Once your baby is weaned, they may want additional water on top of their breast milk or formula, so a non-spill sippy cup is a handy addition to your changing bag and you can top it up with water throughout the day.
Food For You
If you are breastfeeding then you will need extra calories and fluids in order to help you produce milk, so you could pack a drink and a snack for yourself in case you find yourself with hunger and thirst pangs and nowhere to get a hold of anything to eat or drink. Cereal bars last for ages and take up very little room in your bag.
Toy For Baby
Keeping a small toy in your changing bag will give you something you can use to distract your baby from tears when you are out and about. A teething toy will also help with any onset of teething pain.
If your baby has a cold, just had a vaccine, or is particularly struggling with teething pain, then liquid paracetamol can really make a difference to your baby’s comfort. Calpol, perhaps the UK’s best known brand of children’s paracetamol, have handy sachets for using when out and about that come in 5ml doses. Note that if your baby is under six months then he or she should only be given half of one of these sachets (2.5ml) and a measuring spoon is provided. Calpol should not be given to babies under 2 months old. Always check the dosage on the box before giving your baby medicine.

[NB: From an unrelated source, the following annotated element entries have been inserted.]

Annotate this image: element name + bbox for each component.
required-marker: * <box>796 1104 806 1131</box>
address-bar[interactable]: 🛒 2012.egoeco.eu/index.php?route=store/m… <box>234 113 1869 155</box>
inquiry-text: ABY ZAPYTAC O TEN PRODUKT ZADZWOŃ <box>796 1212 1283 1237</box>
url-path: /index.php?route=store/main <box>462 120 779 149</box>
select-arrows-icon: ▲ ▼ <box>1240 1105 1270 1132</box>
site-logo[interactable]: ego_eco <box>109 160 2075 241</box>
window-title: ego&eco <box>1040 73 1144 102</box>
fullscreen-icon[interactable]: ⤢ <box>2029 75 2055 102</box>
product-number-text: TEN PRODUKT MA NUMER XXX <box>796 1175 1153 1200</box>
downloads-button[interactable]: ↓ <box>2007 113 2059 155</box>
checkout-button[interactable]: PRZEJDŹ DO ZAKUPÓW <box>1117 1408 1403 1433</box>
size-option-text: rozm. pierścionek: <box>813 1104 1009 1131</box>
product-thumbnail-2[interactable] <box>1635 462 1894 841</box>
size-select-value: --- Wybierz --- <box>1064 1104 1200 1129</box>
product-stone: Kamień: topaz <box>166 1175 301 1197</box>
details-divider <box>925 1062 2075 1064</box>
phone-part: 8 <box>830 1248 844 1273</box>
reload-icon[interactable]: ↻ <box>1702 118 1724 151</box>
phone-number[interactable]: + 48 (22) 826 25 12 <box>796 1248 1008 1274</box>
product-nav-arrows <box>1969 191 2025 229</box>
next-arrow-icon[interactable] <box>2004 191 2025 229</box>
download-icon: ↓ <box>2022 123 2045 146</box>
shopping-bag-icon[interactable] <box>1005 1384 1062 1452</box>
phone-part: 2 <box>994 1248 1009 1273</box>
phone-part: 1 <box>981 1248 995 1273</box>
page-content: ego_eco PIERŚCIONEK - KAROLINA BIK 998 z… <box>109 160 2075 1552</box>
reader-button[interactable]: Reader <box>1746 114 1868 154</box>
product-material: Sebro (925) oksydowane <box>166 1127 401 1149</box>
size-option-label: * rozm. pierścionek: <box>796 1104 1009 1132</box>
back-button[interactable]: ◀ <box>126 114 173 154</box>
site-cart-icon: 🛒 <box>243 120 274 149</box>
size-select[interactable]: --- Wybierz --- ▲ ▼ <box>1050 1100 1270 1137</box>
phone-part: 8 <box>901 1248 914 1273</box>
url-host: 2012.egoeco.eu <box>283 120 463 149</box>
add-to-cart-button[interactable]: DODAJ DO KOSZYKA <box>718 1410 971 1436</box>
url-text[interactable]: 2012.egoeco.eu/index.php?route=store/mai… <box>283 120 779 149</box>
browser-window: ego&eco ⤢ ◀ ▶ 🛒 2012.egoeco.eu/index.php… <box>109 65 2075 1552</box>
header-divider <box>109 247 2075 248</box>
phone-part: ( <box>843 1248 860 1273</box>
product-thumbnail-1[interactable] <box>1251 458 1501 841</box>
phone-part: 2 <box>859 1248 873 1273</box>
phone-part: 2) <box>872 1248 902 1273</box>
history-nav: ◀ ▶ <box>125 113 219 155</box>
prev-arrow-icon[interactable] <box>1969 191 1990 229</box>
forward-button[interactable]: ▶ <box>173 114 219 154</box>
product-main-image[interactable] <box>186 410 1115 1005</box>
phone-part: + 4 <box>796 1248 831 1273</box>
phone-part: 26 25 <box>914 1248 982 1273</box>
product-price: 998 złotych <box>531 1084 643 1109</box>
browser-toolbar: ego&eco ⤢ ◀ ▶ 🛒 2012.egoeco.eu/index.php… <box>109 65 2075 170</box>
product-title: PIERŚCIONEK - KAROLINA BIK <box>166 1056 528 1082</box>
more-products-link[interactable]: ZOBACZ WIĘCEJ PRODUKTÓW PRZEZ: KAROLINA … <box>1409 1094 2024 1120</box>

If your baby has a dummy, then packing a spare in your changing bag is a good idea as these are easily lost! Philips AVENT pacifiers come with a handy cover that clips onto the dummy keeping them clean whilst not in use. A dummy clip is also a great way of keeping the dummy secure.
First Aid Kit
Once your toddler becomes mobile, trips, cuts, and bumps are almost inevitable. You could put a mini first aid kit in your changing bag in case you need to clean up any cuts. We particularly like this Mr Bump First Aid Kit in a handy travel sized container complete with Mr Bump plasters and a bandage.